An evening that Malofeev arranged in the name of choices that the artist had already made: the curtain was raised with an exponential Bach, in the cube, arranged by Vivaldi and transcribed by Feinberg, and lowered to the notes of Tannhaüser’s Overture. Contaminations, passages from hand to hand, music as a torrent impossible to capture, eternally alive, aggregating and each time a bearer of differences and of perspectives. Vivaldi’s Concerto for organ, in this play on refractions, shone sumptuously in the three-dimensional superimposition of sound planes, in the airy, dilated breath of a distant Venice seen in backlight; and likewise, the priestly composure of the Wagnerian chorale (Andante maestoso, literally) advanced, symphonic, flamboyant: enveloped but never obscured by the whirlwind of the orgiastic instrumental explosion impressed by Liszt.
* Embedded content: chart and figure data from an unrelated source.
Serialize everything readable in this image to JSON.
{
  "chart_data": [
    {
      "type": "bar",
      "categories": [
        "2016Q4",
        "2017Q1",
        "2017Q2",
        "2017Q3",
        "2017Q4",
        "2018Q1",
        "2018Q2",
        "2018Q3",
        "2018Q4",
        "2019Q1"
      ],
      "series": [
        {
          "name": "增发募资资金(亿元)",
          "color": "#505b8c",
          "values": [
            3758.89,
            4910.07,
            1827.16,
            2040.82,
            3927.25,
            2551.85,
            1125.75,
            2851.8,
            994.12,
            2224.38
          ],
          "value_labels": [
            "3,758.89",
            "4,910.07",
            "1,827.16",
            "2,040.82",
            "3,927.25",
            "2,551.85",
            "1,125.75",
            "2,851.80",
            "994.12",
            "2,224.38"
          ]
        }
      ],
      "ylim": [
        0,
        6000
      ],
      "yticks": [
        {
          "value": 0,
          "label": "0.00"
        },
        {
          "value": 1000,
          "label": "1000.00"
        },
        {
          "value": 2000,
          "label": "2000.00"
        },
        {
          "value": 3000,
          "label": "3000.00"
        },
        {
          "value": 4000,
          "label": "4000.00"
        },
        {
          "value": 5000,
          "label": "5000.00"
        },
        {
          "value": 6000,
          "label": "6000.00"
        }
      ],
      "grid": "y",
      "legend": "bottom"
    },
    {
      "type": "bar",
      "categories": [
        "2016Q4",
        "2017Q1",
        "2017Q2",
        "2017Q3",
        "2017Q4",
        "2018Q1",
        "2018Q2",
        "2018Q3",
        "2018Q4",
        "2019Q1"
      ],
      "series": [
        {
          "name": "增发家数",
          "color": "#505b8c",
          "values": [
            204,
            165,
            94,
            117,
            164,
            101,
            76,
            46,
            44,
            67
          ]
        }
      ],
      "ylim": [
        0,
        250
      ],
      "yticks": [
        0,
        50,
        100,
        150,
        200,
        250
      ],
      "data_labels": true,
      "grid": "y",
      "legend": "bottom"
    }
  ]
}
Between these two extremes (which enchanted the clamour, the onomatopoeia, and the echoes of the third Bachian movement, after the desolate introspection of the central Adagio), even the last possible reservations were dissolved by the poignant Scriabin of two pages for only one left hand, a left hand inhabited by entire worlds. A slightly blurred sound in the pronunciation, not yet fully speaking, with little identity. But at the moment Malofeev seems, more than by the aesthetics of things, literally possessed by the urgency of restoring their meaning, the soul: Chopin’s Sonata op.35, after a pretentious debut, with an (apparently) extravagant agogic that we struggled to fully follow, he fully unveiled the world of this extraordinary talent. Slowly, after an almost Kunderian Scherzo, a slap at the expectations in his lopsided gait, in his sometimes hesitant, irregular step, the huge weight of a Funeral March emerged that we will struggle to forget. Stripped of all heroism, all apology. By subtraction, with a hinting glance but glimpses of the internal voices, it flowers far away among a desert of stones. A dull, discouraged world, without tears as no one witnesses this leaving, followed with a single glance into the tragic, inexorable spectacle of its passage before us, until its dissolution. A crude and offloaded realism, worthy of the Mussorgsky’s Bydlo and, closer to us, of the unspeakable pages that history is writing with blood. At the end of this procession – which already started to meet the Mahlerian one, in the thick of the woods – there is no change of pedal: away, inside the whirlwind of the last movement, the page, if possible, is higher among the evening’s already memorable ones. A frozen, stunned world, on which the sense of the end, of the hopeless emptiness, of the inescapable, hovered. A world to which, in retrospect, Weinberg seemed to look in his fourth Sonata, a dazzling tangle of bitterness, loneliness, and disenchantment punctuated by klezmer echoes and more generally popular, sincere, intimate tributes to a land to which, at the age of 21, Malofeev looks with love and an intimate sense of laceration. At the end of the concert, to thank the applause of a fiery Parvis, there were three encores, to complete the journey in the Russian world: a page of the beloved Medtner, the Toccata op.11 by Prokofiev and, to seal the performance, the Passo a due from Tchaikovsky’s Nutcracker.